This one's a little different. We get a lot of top of mind writings so today I'm going to ask you to write in that style, let it sit out there for a few hours, then respond to your scene with a rewrite of that scene.

The prompt is for a scene with two or more characters in a confined space.

user-inactivated:

We flew sideways.

People used to flying in civilian aircraft don't understand that in military planes you take off facing backwards, but then rotate your chair sideways to face your workspace. So we flew sideways. It's safer that way anyway, not that anyone ever really survives a plane crash.

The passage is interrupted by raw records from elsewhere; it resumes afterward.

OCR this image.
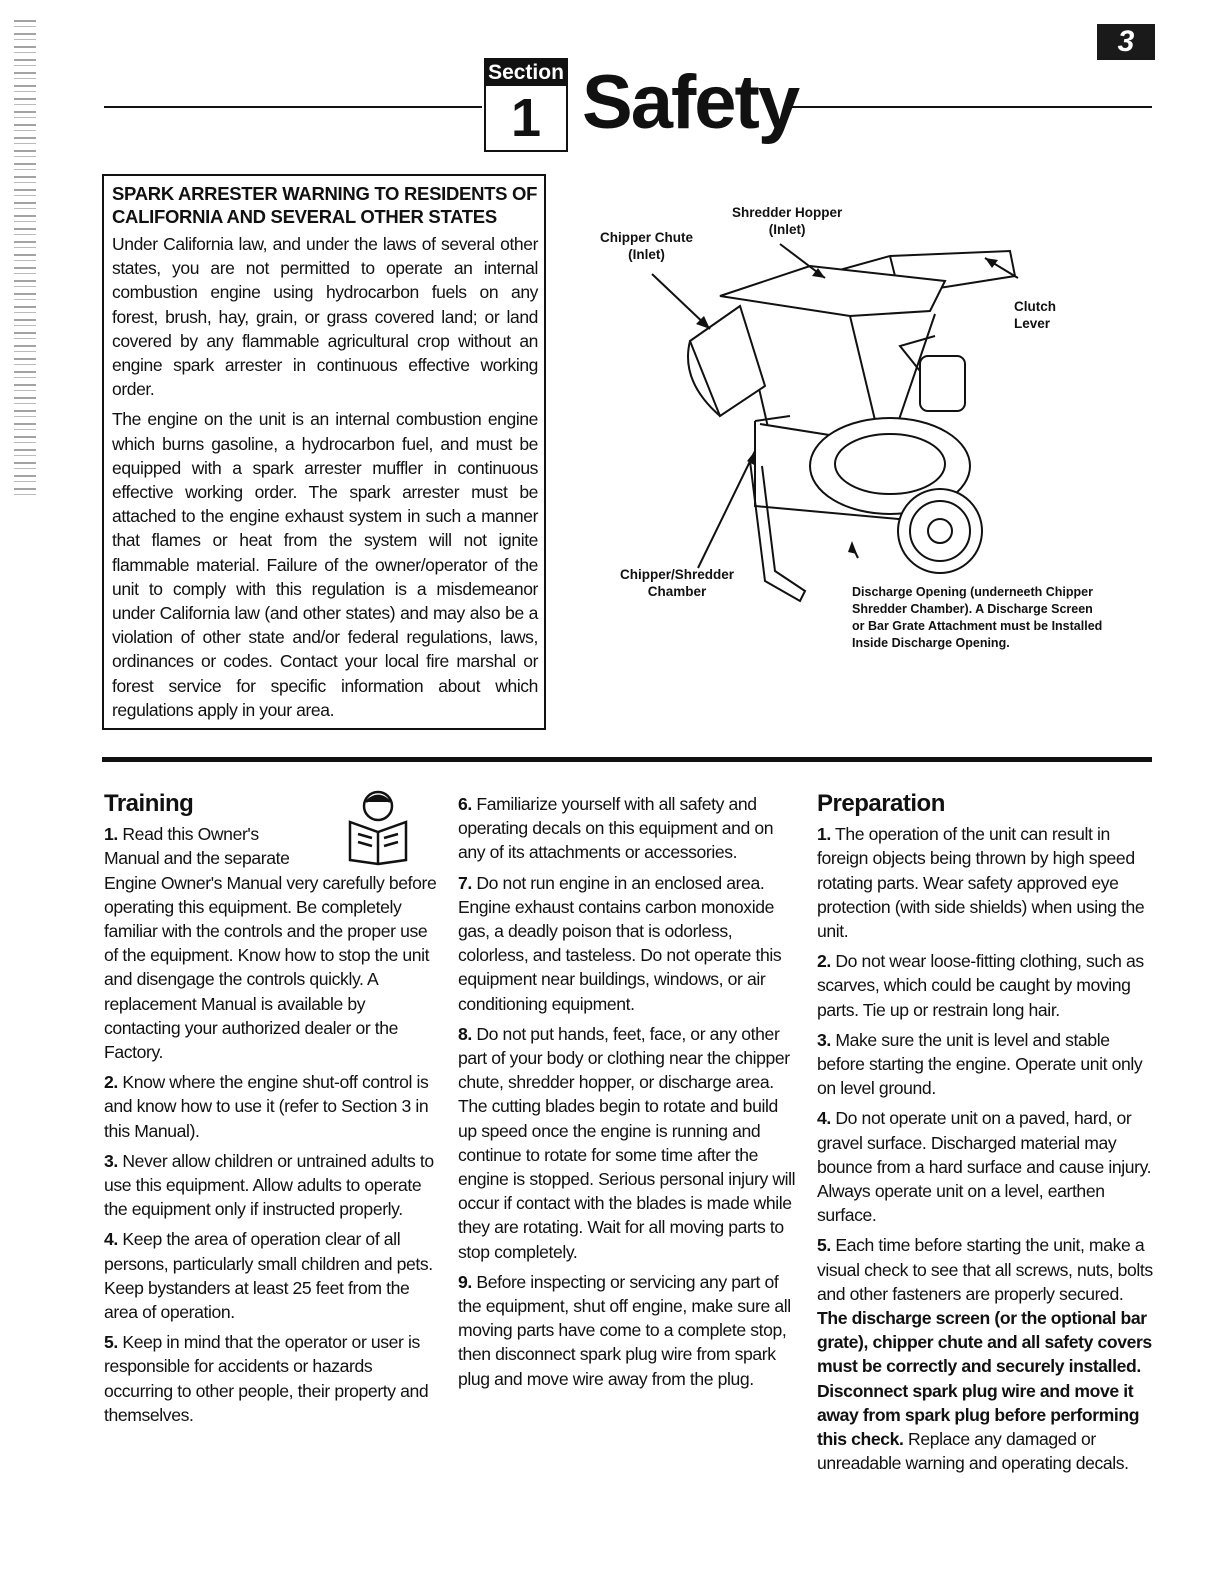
3
Section
1 Safety
SPARK ARRESTER WARNING TO RESIDENTS OF
CALIFORNIA AND SEVERAL OTHER STATES

Under California law, and under the laws of several other states, you are not permitted to operate an internal combustion engine using hydrocarbon fuels on any forest, brush, hay, grain, or grass covered land; or land covered by any flammable agricultural crop without an engine spark arrester in continuous effective working order.

The engine on the unit is an internal combustion engine which burns gasoline, a hydrocarbon fuel, and must be equipped with a spark arrester muffler in continuous effective working order. The spark arrester must be attached to the engine exhaust system in such a manner that flames or heat from the system will not ignite flammable material. Failure of the owner/operator of the unit to comply with this regulation is a misdemeanor under California law (and other states) and may also be a violation of other state and/or federal regulations, laws, ordinances or codes. Contact your local fire marshal or forest service for specific information about which regulations apply in your area.

Shredder Hopper
(Inlet)
Chipper Chute
(Inlet)
Clutch
Lever
Chipper/Shredder
Chamber	Discharge Opening (underneeth Chipper
Shredder Chamber). A Discharge Screen
or Bar Grate Attachment must be Installed
Inside Discharge Opening.
Training

1. Read this Owner's
Manual and the separate
Engine Owner's Manual very carefully before operating this equipment. Be completely familiar with the controls and the proper use of the equipment. Know how to stop the unit and disengage the controls quickly. A replacement Manual is available by contacting your authorized dealer or the Factory.

2. Know where the engine shut-off control is and know how to use it (refer to Section 3 in this Manual).

3. Never allow children or untrained adults to use this equipment. Allow adults to operate the equipment only if instructed properly.

4. Keep the area of operation clear of all persons, particularly small children and pets. Keep bystanders at least 25 feet from the area of operation.

5. Keep in mind that the operator or user is responsible for accidents or hazards occurring to other people, their property and themselves.

6. Familiarize yourself with all safety and operating decals on this equipment and on any of its attachments or accessories.

7. Do not run engine in an enclosed area. Engine exhaust contains carbon monoxide gas, a deadly poison that is odorless, colorless, and tasteless. Do not operate this equipment near buildings, windows, or air conditioning equipment.

8. Do not put hands, feet, face, or any other part of your body or clothing near the chipper chute, shredder hopper, or discharge area. The cutting blades begin to rotate and build up speed once the engine is running and continue to rotate for some time after the engine is stopped. Serious personal injury will occur if contact with the blades is made while they are rotating. Wait for all moving parts to stop completely.

9. Before inspecting or servicing any part of the equipment, shut off engine, make sure all moving parts have come to a complete stop, then disconnect spark plug wire from spark plug and move wire away from the plug.

Preparation

1. The operation of the unit can result in foreign objects being thrown by high speed rotating parts. Wear safety approved eye protection (with side shields) when using the unit.

2. Do not wear loose-fitting clothing, such as scarves, which could be caught by moving parts. Tie up or restrain long hair.

3. Make sure the unit is level and stable before starting the engine. Operate unit only on level ground.

4. Do not operate unit on a paved, hard, or gravel surface. Discharged material may bounce from a hard surface and cause injury. Always operate unit on a level, earthen surface.

5. Each time before starting the unit, make a visual check to see that all screws, nuts, bolts and other fasteners are properly secured. The discharge screen (or the optional bar grate), chipper chute and all safety covers must be correctly and securely installed. Disconnect spark plug wire and move it away from spark plug before performing this check. Replace any damaged or unreadable warning and operating decals.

It was fun ninety percent of the time and we would listen to music and make jokes and talk shit. Just being young men in general when we could. I have spent over 1500 hours of my life in the fuselage of a C-130 of some variant or another. That's equivalent to 9 weeks flying around in a little metal tube, so you get to know the people that sit sideways with you pretty well. The best people that I ever flew with were the ones that forgot their rank as soon as they stepped on board and let the mission happen. And if the mission was to fly over a shithole village in Afghanistan for 6 hours while we stared at clouds for no reason, then we would wait for a break in the clouds and stare out the window. I was lucky that we flew during the day so there was something to stare at, or at least there would have been if we were somewhere worth looking at.

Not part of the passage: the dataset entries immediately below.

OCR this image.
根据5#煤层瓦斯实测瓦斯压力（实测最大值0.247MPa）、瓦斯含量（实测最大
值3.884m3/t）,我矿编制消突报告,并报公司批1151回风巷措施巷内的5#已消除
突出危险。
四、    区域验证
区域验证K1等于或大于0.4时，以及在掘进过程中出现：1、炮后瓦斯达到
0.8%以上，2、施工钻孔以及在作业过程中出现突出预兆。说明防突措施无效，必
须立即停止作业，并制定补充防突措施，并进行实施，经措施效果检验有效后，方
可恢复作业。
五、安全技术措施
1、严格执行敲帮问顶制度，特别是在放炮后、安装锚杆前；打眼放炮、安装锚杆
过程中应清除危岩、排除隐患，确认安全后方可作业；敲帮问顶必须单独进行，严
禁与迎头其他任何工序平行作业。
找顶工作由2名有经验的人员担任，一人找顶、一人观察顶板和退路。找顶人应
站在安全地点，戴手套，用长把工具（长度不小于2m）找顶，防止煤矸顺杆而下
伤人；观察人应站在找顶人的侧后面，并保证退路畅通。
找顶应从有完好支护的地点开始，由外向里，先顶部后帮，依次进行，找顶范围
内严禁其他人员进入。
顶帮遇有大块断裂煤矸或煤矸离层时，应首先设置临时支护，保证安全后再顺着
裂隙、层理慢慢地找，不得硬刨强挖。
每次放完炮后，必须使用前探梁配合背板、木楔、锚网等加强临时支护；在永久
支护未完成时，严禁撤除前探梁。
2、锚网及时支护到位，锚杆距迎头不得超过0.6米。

But instead we were stuck in the plane moving around in circles and wishing that shit would go down, and then wishing it hadn't. Even within that space I would be further withdrawn into my own music. I worked with a different unit and brought my own equipment onto the plane, and the best decision I ever made was to ask my maintainer to make a patch cable to let me pipe in my iPod to my headset and no one else's.

You are never alone when you are deployed. You room with others, you shower with others, you shit with others. There is nowhere to just be alone, ever. But in that tube at 8,000 feet, I had a little cocoon that I could retreat to. Even then I knew what a luxury that was and was extremely thankful for it.